What a year 2013 was.
It brought us BatDad, twerking and an end to Bieber Fever. It asked us what the fox says and taught us to shake it like they (allegedly) do in Harlem.
We said hello to a royal baby and a new pope.
We said goodbye to Nelson Mandela, Margaret Thatcher, Paul Walker and an unfortunate number of others.
And whatever happened, Internet search giant Google tracked and memorialized our interest in all of it.
Around the end of the year, Google releases its annual “Google Zeitgeist,” an interactive recap of what happened and what the world searched for in the preceding 12 months.
Say what you will of Google, but there’s no denying its thoroughness.
I love infographics and can spend (and have spent) countless hours pouring over even the most trivial sets of data, especially when presented in an aesthetically pleasing way. I’m the guy who tracks his Twitter followers not out of concern for how many he has but because the graphs are exciting to look at.
Perhaps needless to say, when Google wraps up this much data in its iconic minimalist style, I can disappear for days.
My 2013 Google Zeitgeist experience began with an advertisement.

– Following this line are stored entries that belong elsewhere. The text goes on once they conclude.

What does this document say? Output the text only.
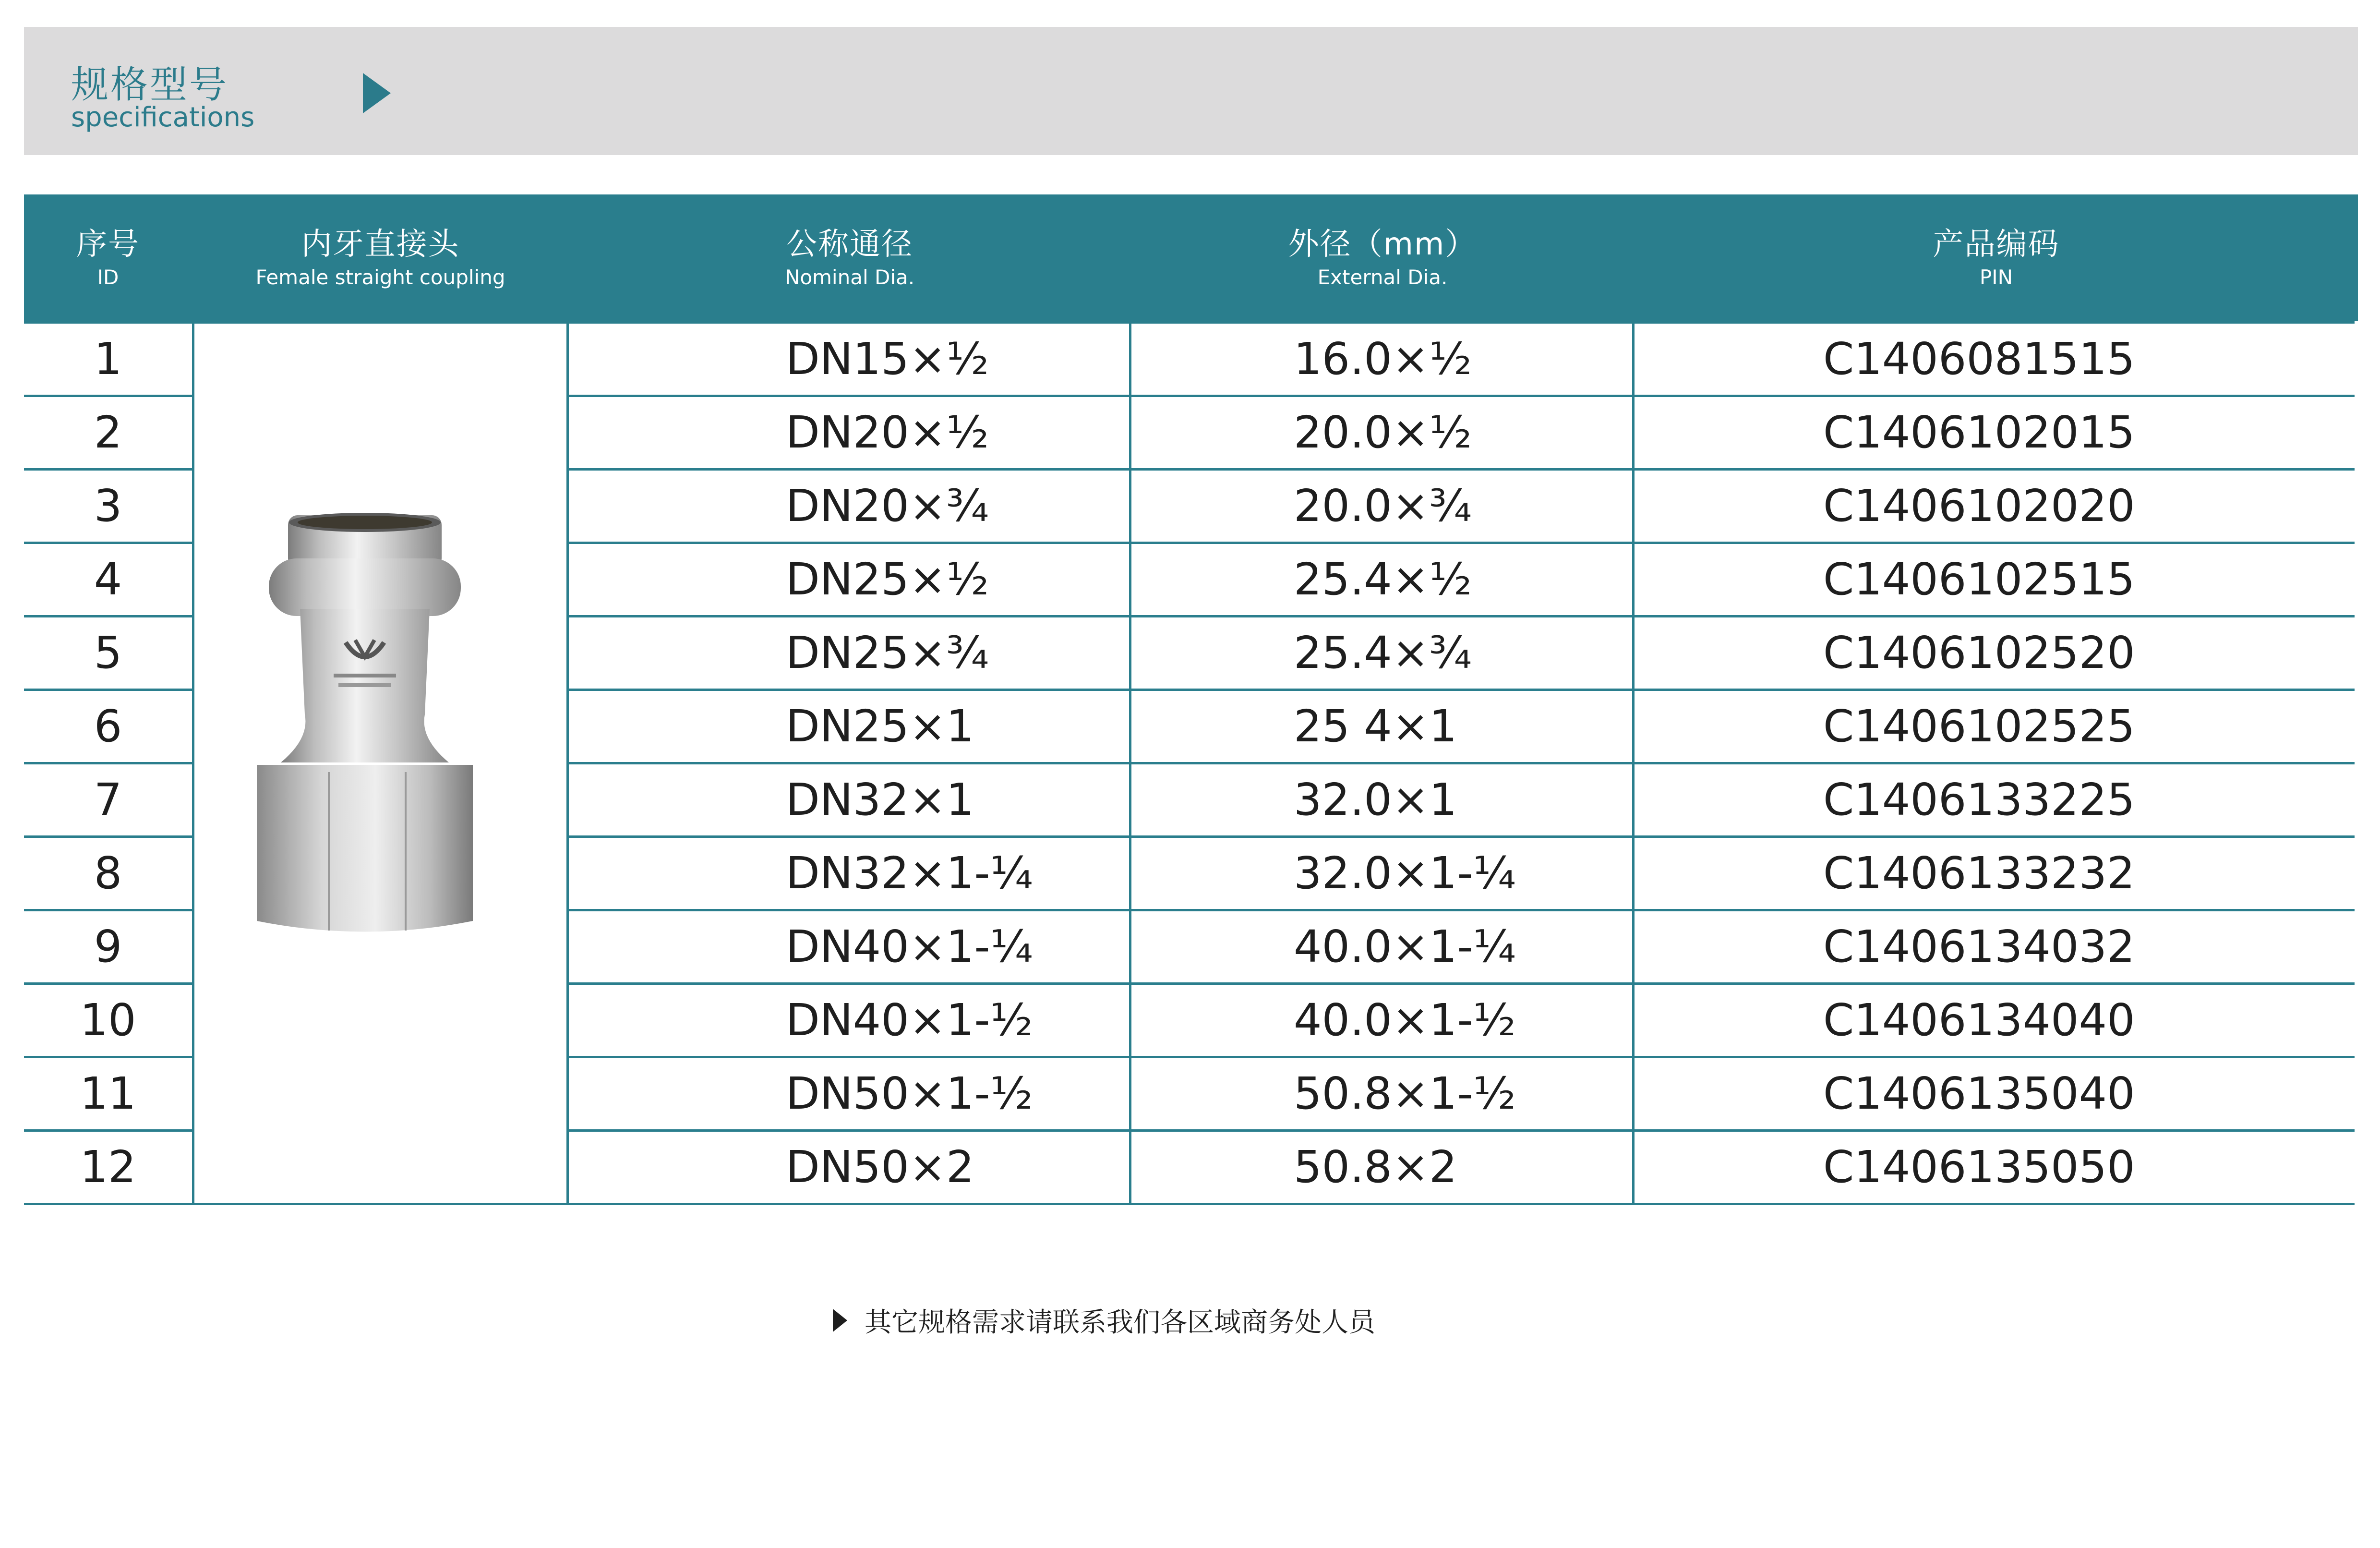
规格型号
specifications
序号
ID
内牙直接头
Female straight coupling
公称通径
Nominal Dia.
外径（mm）
External Dia.
产品编码
PIN
1	DN15×½	16.0×½	C1406081515
2	DN20×½	20.0×½	C1406102015
3	DN20×¾	20.0×¾	C1406102020
4	DN25×½	25.4×½	C1406102515
5	DN25×¾	25.4×¾	C1406102520
6	DN25×1	25 4×1	C1406102525
7	DN32×1	32.0×1	C1406133225
8	DN32×1-¼	32.0×1-¼	C1406133232
9	DN40×1-¼	40.0×1-¼	C1406134032
10	DN40×1-½	40.0×1-½	C1406134040
11	DN50×1-½	50.8×1-½	C1406135040
12	DN50×2	50.8×2	C1406135050
其它规格需求请联系我们各区域商务处人员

Technically a “year in review” video, the 90-second short film was reminiscent of the Google ads many of us have seen on television.
In answer to the question “What did the world search for in 2013?” the video spins a narrative made from clips of pop culture, the Google logo and Google searches.
After the video ends, the chaos begins. Don’t misunderstand me — the archive is elegantly designed and easy to navigate. The chaos comes from its size. This thing is massive.
If you’re anything like me, you’ll be unsure where to begin and hopelessly committed to exploring it all.
I clicked through a seemingly infinite wall of photos, each showing one of the top 100 searches in 2013.
I viewed list after list of trending topics in eight categories and was able to organize those lists based on total search volume or increase in search volume since the previous year.
Options allow you to do all of that for the globe as a whole, or narrow your search down to the United States or any other country on the planet.
You can view an interactive globe and see on a day-by-day basis what a given city’s searches were. Unsurprisingly, Columbus had a lot of Ohio State football searches.
If that’s not enough, you can compare any two or more search terms and their performances in 2013, regardless of how tenuous (or nonexistent) their relationship. For fun, I compared Miley Cyrus and mustard seeds.
And on every page, the Google logo is inescapable — even on the page where I compared Kanye West and gefilte fish recipes.
But while Google never misses a chance to remind you that it’s the one providing this archive, it does so in a fairly unobtrusive way. The Google Zeitgeist might be an elaborate advertisement, but it’s a clever one.
I’ll stomach a 90-second video and ubiquitous branding for access to such an immense archive, especially one so accessible and well-designed.